Ils n’avaient pas eu trop à souffrir en route, car leurs maîtres les ménageaient pour sauvegarder leur apparence physique. La gentillesse des enfants et des petits animaux compense leur faiblesse et leur sert de protection contre leurs ennemis. La beauté d’une femme ou la fraîcheur d’un adolescent sont des armes non moins efficaces. J’en fais la triste expérience : aucune armée n’aurait pu m’investir et me réduire comme font ces deux esclaves…
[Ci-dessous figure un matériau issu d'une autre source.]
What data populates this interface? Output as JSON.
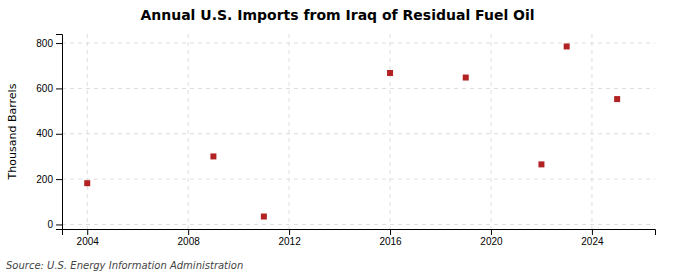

Je ne pus retenir une question qui l’a étonné, puis amusé : les habitants de la Phénicie sont-ils tous blonds ? Il a souri. Tant s’en faut, m’a-t-il répondu. Il y en a de bruns, des châtain foncé, des châtain clair. Il y a aussi des roux. Puis il a froncé les sourcils, comme s’il discernait pour la première fois une vérité nouvelle et difficile à cerner. Il lui semblait, à y bien regarder, que les esclaves étaient plus bruns, très bruns, crépus aussi, et que, parmi les hommes libres, la clarté de la peau ainsi que la blondeur et la raideur des cheveux s’accentuaient à mesure que l’on montait dans l’échelle sociale, de telle sorte que la grande bourgeoisie rivalisait de blondeur avec l’aristocratie. Et il rit, comme si ces propos d’esclave blond s’adressant à un roi noir ne méritaient pas le pal ou la croix ! J’admirais malgré moi la légèreté avec laquelle il parlait et semblait prendre tous les événements qui lui advenaient. Parti libre et riche de Byblos pour un séjour chez des parents, le voilà favori d’un roi africain après avoir traversé des déserts à pied, avec au cou la corde de la servitude. Sait-il que je pourrais faire tomber sa tête d’un claquement de doigts ? Le pourrais-je vraiment ? Ne serait-ce pas perdre aussitôt Biltine ? Mais n’est-elle pas déjà perdue pour moi ? Ô chagrin ! « Je suis esclave, mais je suis blonde ! » pourrait-elle chanter.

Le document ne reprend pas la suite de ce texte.